Le français, en tant que langue officielle nationale, s’est imposé par force d’ordonnance Royale en date du 15 août 1539, signée par François 1er, Roi de France ; cette ordonnance est dite de Villers-Cotterêts (naissance de l’Etat civil et des écrits notariés en français), fait que tous les actes, et pas seulement les actes administratifs, sont rédigés, sur le Royaume en français. Cela avait pour visée première d’imposer la langue du Roi dans les Provinces ; le français devient ipso facto langue d’Etat et, dès lors, il a vocation à prendre le pas sur le latin et les dialectes. Il serait trop simple de penser que du jour au lendemain le français s’imposa partout. Si les « Administrations » rédigent les actes en français, les gens, eux, continuent à parler les patois.

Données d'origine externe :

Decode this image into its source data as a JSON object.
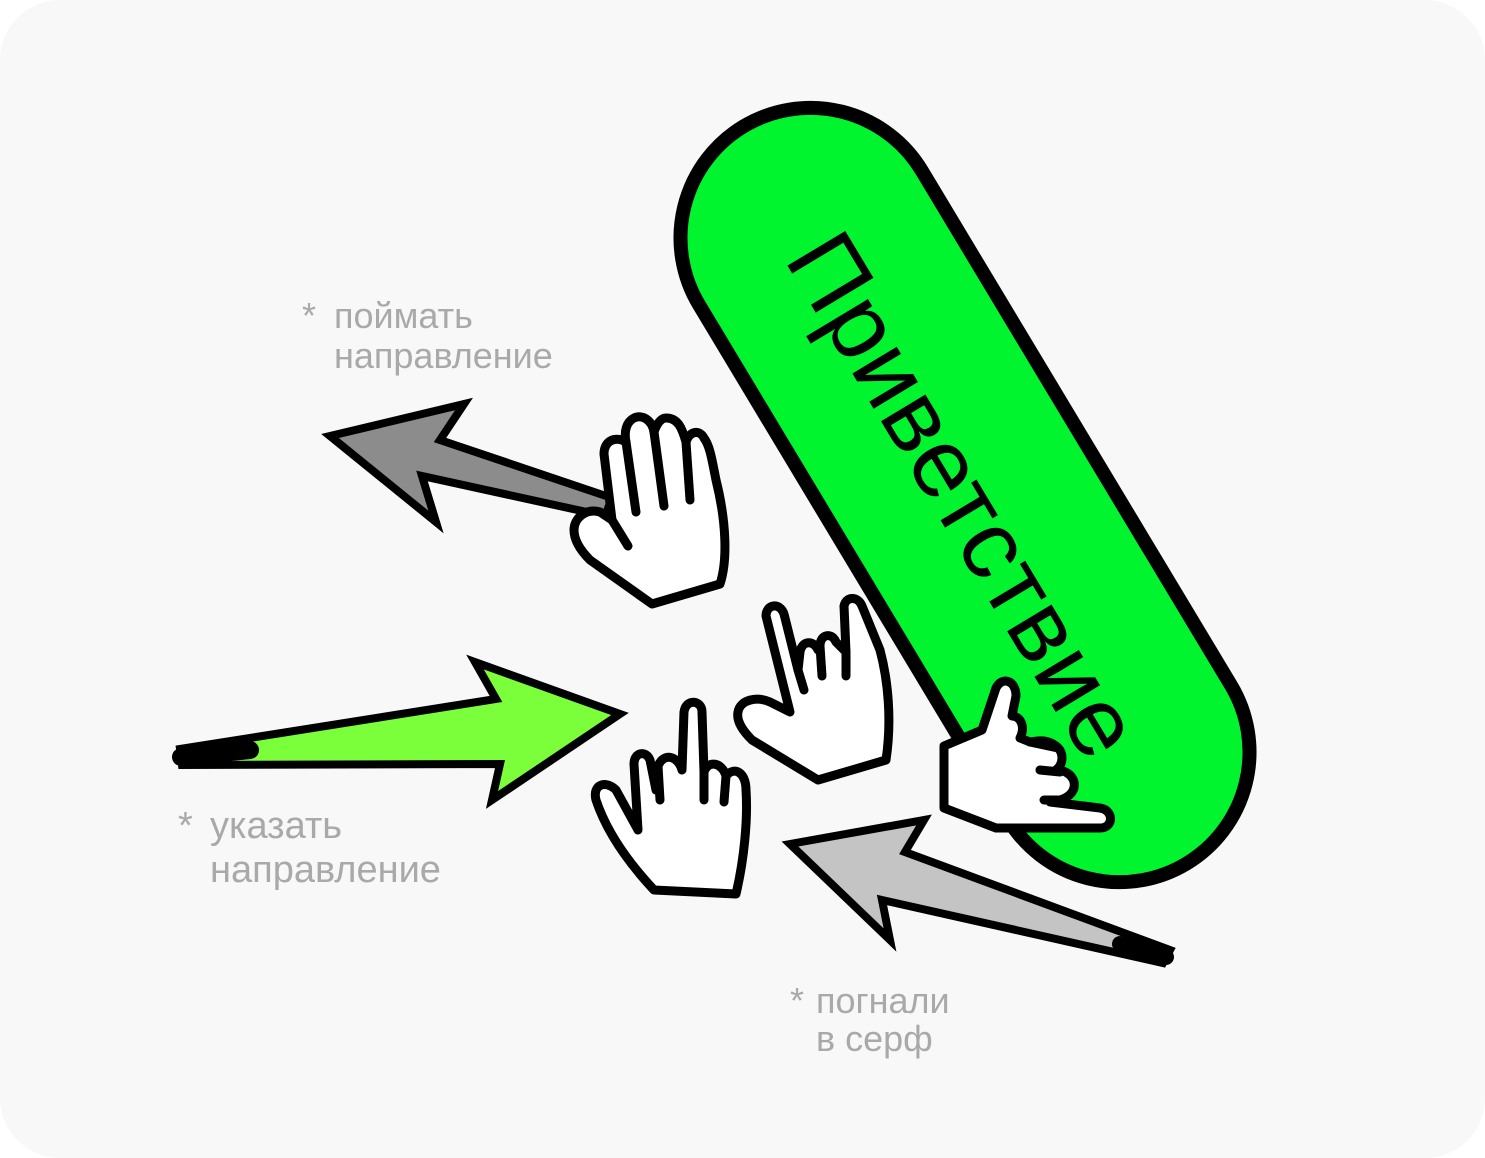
{
  "pill": {
    "label": "Приветствие",
    "color": "#00f52e"
  },
  "notes": [
    {
      "marker": "*",
      "lines": [
        "поймать",
        "направление"
      ]
    },
    {
      "marker": "*",
      "lines": [
        "указать",
        "направление"
      ]
    },
    {
      "marker": "*",
      "lines": [
        "погнали",
        "в серф"
      ]
    }
  ],
  "arrows": [
    {
      "color": "#8c8c8c"
    },
    {
      "color": "#7bff3a"
    },
    {
      "color": "#c4c4c4"
    }
  ],
  "colors": {
    "background": "#f8f8f8",
    "note_text": "#a9a9a9",
    "outline": "#000000",
    "hand_fill": "#ffffff"
  }
}
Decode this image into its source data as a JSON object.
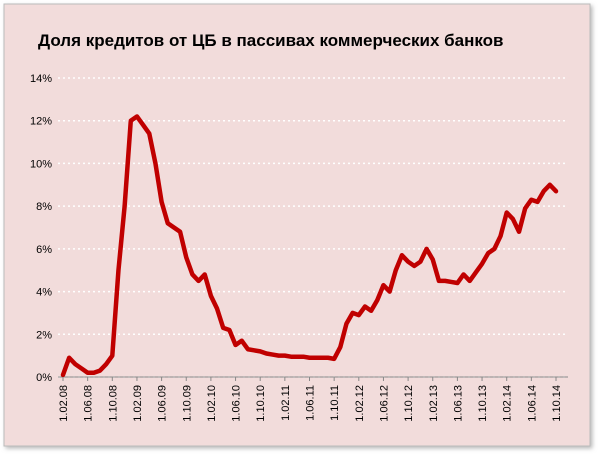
{
  "chart_data": {
    "type": "line",
    "title": "Доля кредитов  от ЦБ в пассивах коммерческих банков",
    "categories": [
      "1.02.08",
      null,
      null,
      null,
      "1.06.08",
      null,
      null,
      null,
      "1.10.08",
      null,
      null,
      null,
      "1.02.09",
      null,
      null,
      null,
      "1.06.09",
      null,
      null,
      null,
      "1.10.09",
      null,
      null,
      null,
      "1.02.10",
      null,
      null,
      null,
      "1.06.10",
      null,
      null,
      null,
      "1.10.10",
      null,
      null,
      null,
      "1.02.11",
      null,
      null,
      null,
      "1.06.11",
      null,
      null,
      null,
      "1.10.11",
      null,
      null,
      null,
      "1.02.12",
      null,
      null,
      null,
      "1.06.12",
      null,
      null,
      null,
      "1.10.12",
      null,
      null,
      null,
      "1.02.13",
      null,
      null,
      null,
      "1.06.13",
      null,
      null,
      null,
      "1.10.13",
      null,
      null,
      null,
      "1.02.14",
      null,
      null,
      null,
      "1.06.14",
      null,
      null,
      null,
      "1.10.14"
    ],
    "values": [
      0.1,
      0.9,
      0.6,
      0.4,
      0.2,
      0.2,
      0.3,
      0.6,
      1.0,
      5.0,
      8.0,
      12.0,
      12.2,
      11.8,
      11.4,
      10.0,
      8.2,
      7.2,
      7.0,
      6.8,
      5.6,
      4.8,
      4.5,
      4.8,
      3.8,
      3.2,
      2.3,
      2.2,
      1.5,
      1.7,
      1.3,
      1.25,
      1.2,
      1.1,
      1.05,
      1.0,
      1.0,
      0.95,
      0.95,
      0.95,
      0.9,
      0.9,
      0.9,
      0.9,
      0.85,
      1.4,
      2.5,
      3.0,
      2.9,
      3.3,
      3.1,
      3.6,
      4.3,
      4.0,
      5.0,
      5.7,
      5.4,
      5.2,
      5.4,
      6.0,
      5.5,
      4.5,
      4.5,
      4.45,
      4.4,
      4.8,
      4.5,
      4.9,
      5.3,
      5.8,
      6.0,
      6.6,
      7.7,
      7.4,
      6.8,
      7.9,
      8.3,
      8.2,
      8.7,
      9.0,
      8.7
    ],
    "color": "#c00000",
    "ylim": [
      0,
      14
    ],
    "yticks": [
      {
        "value": 0,
        "label": "0%"
      },
      {
        "value": 2,
        "label": "2%"
      },
      {
        "value": 4,
        "label": "4%"
      },
      {
        "value": 6,
        "label": "6%"
      },
      {
        "value": 8,
        "label": "8%"
      },
      {
        "value": 10,
        "label": "10%"
      },
      {
        "value": 12,
        "label": "12%"
      },
      {
        "value": 14,
        "label": "14%"
      }
    ],
    "grid": true
  }
}
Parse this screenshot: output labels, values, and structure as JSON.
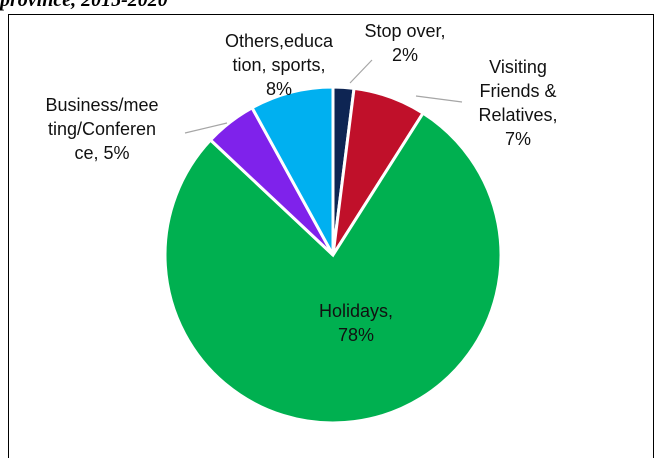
{
  "caption": "province, 2015-2020",
  "chart_data": {
    "type": "pie",
    "slices": [
      {
        "label_lines": [
          "Stop over,",
          "2%"
        ],
        "value": 2,
        "color": "#0e2553"
      },
      {
        "label_lines": [
          "Visiting",
          "Friends &",
          "Relatives,",
          "7%"
        ],
        "value": 7,
        "color": "#c0102a"
      },
      {
        "label_lines": [
          "Holidays,",
          "78%"
        ],
        "value": 78,
        "color": "#00b050"
      },
      {
        "label_lines": [
          "Business/mee",
          "ting/Conferen",
          "ce, 5%"
        ],
        "value": 5,
        "color": "#7f22eb"
      },
      {
        "label_lines": [
          "Others,educa",
          "tion, sports,",
          "8%"
        ],
        "value": 8,
        "color": "#00b0f0"
      }
    ]
  }
}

Le français est une langue en constante évolution qui prend racine à partir du bas latin, c’est-à dire d’un latin usité aux IIIème et IVème siècles. Cette langue était destinée à communiquer au quotidien et en cela elle est qualifiée de langage véhiculaire. Ce langage progresse vers un galloromain qui est parlé en Gaule romanisée. Le français se développera essentiellement à partir d’un noyau parisien. Lorsque l’on parle du français on pourrait aussi parler de la langue d’« Oïl », car ce terme peut aussi désigner le français au sens large. Cette langue d’Oïl s’est développée à partir du latin vulgaire, encore une fois ce latin qui désigne le « parlé » au jour le jour ; elle s’est implantée surtout dans le Nord : en Belgique, sur les îles Anglo-Normandes où on y note des influences mixées, autant Celtiques que Germaniques. Ces influences l’ont largement caractérisée par rapport à la langue « d’Oc », implantée au Sud de la France. Le latin va, lui, et au fil du temps, disparaître de notre paysage parlé, mais pour autant il restera la langue universitaire, et pour faire part de la persistance de cet attachement, soulignons que Bergson, en 1889, présente sa thèse en latin afin d’obtenir le grade de Docteur ès-lettre (thèse sur Aristote). Le latin a été une langue permettant de véhiculer les données et les idées scientifiques de Thomas d’Aquin à Kant, jusqu’à la fin du XIXème siècle. Chez nous, en France, mais comme ailleurs en Occident, le monolinguisme va s’installer progressivement sur le déclin du Latin. Pourtant la linguistique s’est construite grâce au latin qui était la langue d’une civilisation.
Les prémices de l’émergence du français s’affichent dès le XIème siècle, dans le « Francien » qui est un dialecte de l’Ile de France. Ce point de départ de diffusion est important car Paris est le centre des communications, le passage des religieux et des commerciaux, un lieu de rencontres. Hugues Capet, Roi de France (la partie Nord du Pays actuel, centrée sur l’Ile de France), abandonne le germain au profit de francien dès son élection en 987.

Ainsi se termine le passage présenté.